Warum es allerdings nicht gelingt, die Leistung aus dem Training bei den Bundesliga-Partien abzurufen, dafür hat Gatzmanga keine Erklärung. „Im Spiel funktioniert es einfach nicht“, gesteht die Diplom-Betriebswirtin. „Ich weiß nicht, ob uns die mentale Stärke fehlt.“ So sieht Gatzmanga den Hauptunterschied zwischen der Regionalliga und der 2. Bundesliga nicht unbedingt beim höheren Niveau der Gegner, auch wenn zum Beispiel die andere Schlaghärte vielleicht ebenso ein Faktor darstellt. Das Problem besteht stattdessen vielmehr bei der psychischen Verfassung. „Durch die Siege haben wir uns in der Regionalliga von Beginn an viel Selbstbewusstsein geholt. Uns war immer klar, dass wir gewinnen würden“, erklärt die Gladbeckerin rückblickend.
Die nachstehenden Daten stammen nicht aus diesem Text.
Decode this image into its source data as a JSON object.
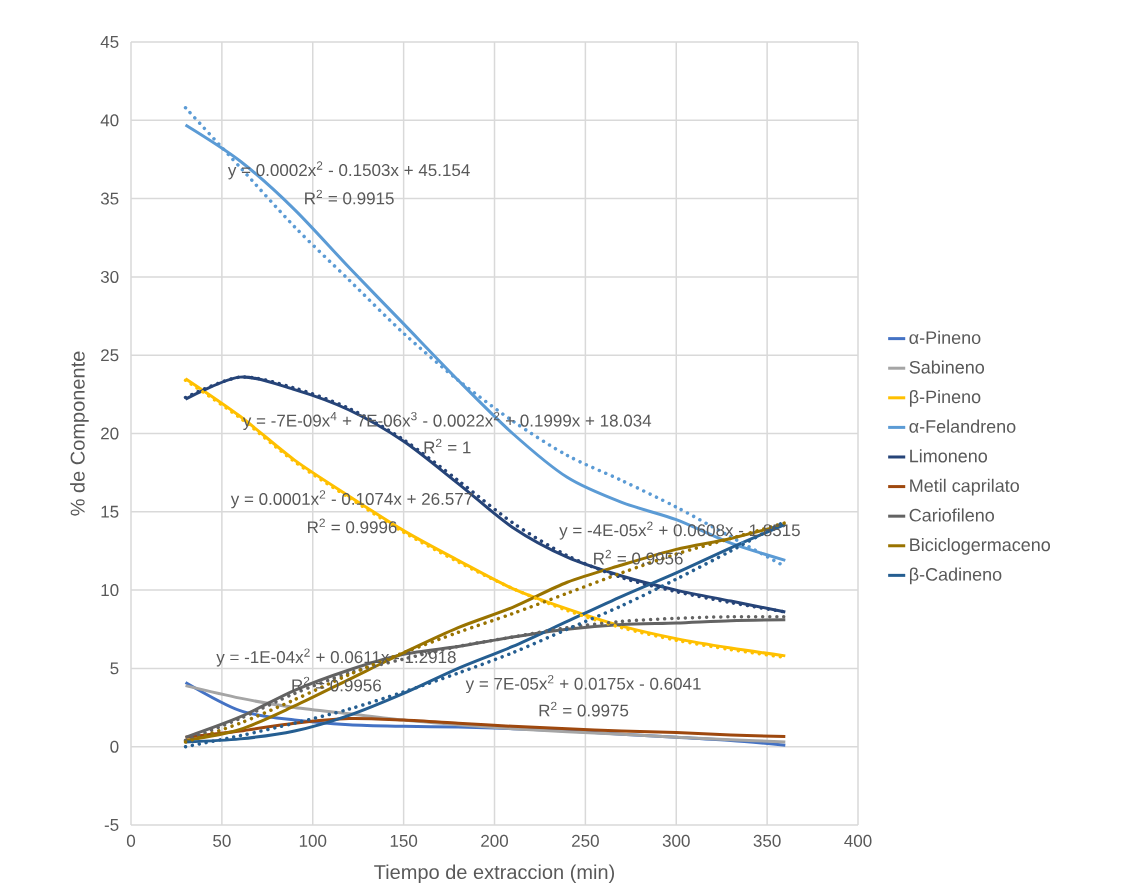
{
  "chart_data": {
    "type": "line",
    "xlabel": "Tiempo de extraccion (min)",
    "ylabel": "% de Componente",
    "x": [
      30,
      60,
      90,
      120,
      150,
      180,
      210,
      240,
      270,
      300,
      330,
      360
    ],
    "xlim": [
      0,
      400
    ],
    "xticks": [
      0,
      50,
      100,
      150,
      200,
      250,
      300,
      350,
      400
    ],
    "ylim": [
      -5,
      45
    ],
    "yticks": [
      -5,
      0,
      5,
      10,
      15,
      20,
      25,
      30,
      35,
      40,
      45
    ],
    "grid": true,
    "legend": "right",
    "marker": "none",
    "line_style": "solid",
    "series": [
      {
        "name": "α-Pineno",
        "color": "#4472c4",
        "values": [
          4.1,
          2.3,
          1.7,
          1.4,
          1.3,
          1.25,
          1.15,
          1.0,
          0.8,
          0.6,
          0.4,
          0.1
        ]
      },
      {
        "name": "Sabineno",
        "color": "#a5a5a5",
        "values": [
          3.9,
          3.1,
          2.5,
          2.1,
          1.7,
          1.4,
          1.15,
          0.95,
          0.8,
          0.6,
          0.45,
          0.3
        ]
      },
      {
        "name": "β-Pineno",
        "color": "#ffc000",
        "values": [
          23.5,
          21.1,
          18.3,
          16.0,
          13.8,
          11.9,
          10.1,
          8.8,
          7.7,
          6.9,
          6.3,
          5.8
        ]
      },
      {
        "name": "α-Felandreno",
        "color": "#5b9bd5",
        "values": [
          39.7,
          37.4,
          34.3,
          30.6,
          27.0,
          23.4,
          20.0,
          17.2,
          15.6,
          14.5,
          13.0,
          11.9
        ]
      },
      {
        "name": "Limoneno",
        "color": "#264478",
        "values": [
          22.2,
          23.6,
          22.8,
          21.5,
          19.5,
          16.8,
          14.0,
          12.1,
          10.9,
          10.0,
          9.3,
          8.6
        ]
      },
      {
        "name": "Metil caprilato",
        "color": "#9e480e",
        "values": [
          0.6,
          1.0,
          1.5,
          1.8,
          1.7,
          1.5,
          1.3,
          1.15,
          1.0,
          0.9,
          0.75,
          0.65
        ]
      },
      {
        "name": "Cariofileno",
        "color": "#636363",
        "values": [
          0.6,
          1.9,
          3.6,
          4.9,
          5.9,
          6.4,
          7.0,
          7.5,
          7.8,
          7.9,
          8.05,
          8.1
        ]
      },
      {
        "name": "Biciclogermaceno",
        "color": "#997300",
        "values": [
          0.4,
          1.1,
          2.6,
          4.3,
          6.0,
          7.6,
          8.9,
          10.5,
          11.6,
          12.6,
          13.3,
          14.2
        ]
      },
      {
        "name": "β-Cadineno",
        "color": "#255e91",
        "values": [
          0.3,
          0.5,
          1.0,
          2.0,
          3.4,
          5.0,
          6.4,
          8.0,
          9.6,
          11.1,
          12.7,
          14.2
        ]
      },
      {
        "type": "line",
        "line_style": "dotted",
        "color": "#5b9bd5",
        "x": [
          30,
          60,
          90,
          120,
          150,
          180,
          210,
          240,
          270,
          300,
          330,
          360
        ],
        "values": [
          40.8,
          37.0,
          33.2,
          29.8,
          26.4,
          23.4,
          20.8,
          18.6,
          17.0,
          15.3,
          13.4,
          11.5
        ]
      },
      {
        "type": "line",
        "line_style": "dotted",
        "color": "#264478",
        "x": [
          30,
          60,
          90,
          120,
          150,
          180,
          210,
          240,
          270,
          300,
          330,
          360
        ],
        "values": [
          22.3,
          23.6,
          22.9,
          21.6,
          19.6,
          17.0,
          14.3,
          12.2,
          10.8,
          9.9,
          9.2,
          8.6
        ]
      },
      {
        "type": "line",
        "line_style": "dotted",
        "color": "#ffc000",
        "x": [
          30,
          60,
          90,
          120,
          150,
          180,
          210,
          240,
          270,
          300,
          330,
          360
        ],
        "values": [
          23.4,
          21.0,
          18.2,
          15.9,
          13.7,
          11.8,
          10.1,
          8.7,
          7.6,
          6.8,
          6.2,
          5.7
        ]
      },
      {
        "type": "line",
        "line_style": "dotted",
        "color": "#636363",
        "x": [
          30,
          60,
          90,
          120,
          150,
          180,
          210,
          240,
          270,
          300,
          330,
          360
        ],
        "values": [
          0.4,
          1.8,
          3.4,
          4.7,
          5.6,
          6.4,
          7.0,
          7.6,
          8.0,
          8.2,
          8.3,
          8.3
        ]
      },
      {
        "type": "line",
        "line_style": "dotted",
        "color": "#997300",
        "x": [
          30,
          60,
          90,
          120,
          150,
          180,
          210,
          240,
          270,
          300,
          330,
          360
        ],
        "values": [
          0.3,
          1.5,
          3.0,
          4.6,
          6.0,
          7.3,
          8.5,
          9.8,
          11.1,
          12.3,
          13.3,
          14.3
        ]
      },
      {
        "type": "line",
        "line_style": "dotted",
        "color": "#255e91",
        "x": [
          30,
          60,
          90,
          120,
          150,
          180,
          210,
          240,
          270,
          300,
          330,
          360
        ],
        "values": [
          0.0,
          0.7,
          1.5,
          2.4,
          3.5,
          4.7,
          6.0,
          7.5,
          9.0,
          10.7,
          12.5,
          14.4
        ]
      }
    ],
    "annotations": [
      "y = 0.0002x$^{2}$ - 0.1503x + 45.154",
      "R$^{2}$ = 0.9915",
      "y = -7E-09x$^{4}$ + 7E-06x$^{3}$ - 0.0022x$^{2}$ + 0.1999x + 18.034",
      "R$^{2}$ = 1",
      "y = 0.0001x$^{2}$ - 0.1074x + 26.577",
      "R$^{2}$ = 0.9996",
      "y = -4E-05x$^{2}$ + 0.0608x - 1.8515",
      "R$^{2}$ = 0.9956",
      "y = -1E-04x$^{2}$ + 0.0611x - 1.2918",
      "R$^{2}$ = 0.9956",
      "y = 7E-05x$^{2}$ + 0.0175x - 0.6041",
      "R$^{2}$ = 0.9975"
    ]
  }
}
Davon ist in dieser Phase der Saison aber nichts mehr übrig geblieben. „Es waren einige Niederlagen gegen Teams dabei, die wir hätten schlagen können“, weiß Gatzmanga. Hinzu kamen einige gesundheitlich und beruflich bedingte Ausfälle. Und dann gab es da ja auch noch dieses denkwürdige Match beim Kieler TV, als ein Großteil der Mannschaft erkrankt war, darunter auch ein bestätigter Schweinegrippen-Fall. Die DVL lehnte aber den Antrag auf Spielverlegung ab, und die TV Giants mussten sich, geschwächt durch die zahlreichen Ausfälle, geschlagen geben. „Die zwei Punkte fehlen jetzt auch“, sagt Gatzmanga.
Noch gibt es aber Hoffnung auf den Klassenerhalt. Die TV-Kapitänin fordert aus den ausbleibenden Spielen gegen den SC Langenhagen, den Kieler TV und USC Münster II vier Punkte. „Mit ganz viel Glück könnte auch ein Sieg reichen, aber darauf können wir uns nicht verlassen“, meint Gatzmanga. Das erste der drei „Finalspiele“ bestreiten die Giants am Samstag, 13. März, gegen den SC Langenhagen (19.30 Uhr, Artur-Schirrmacher-Sporthalle).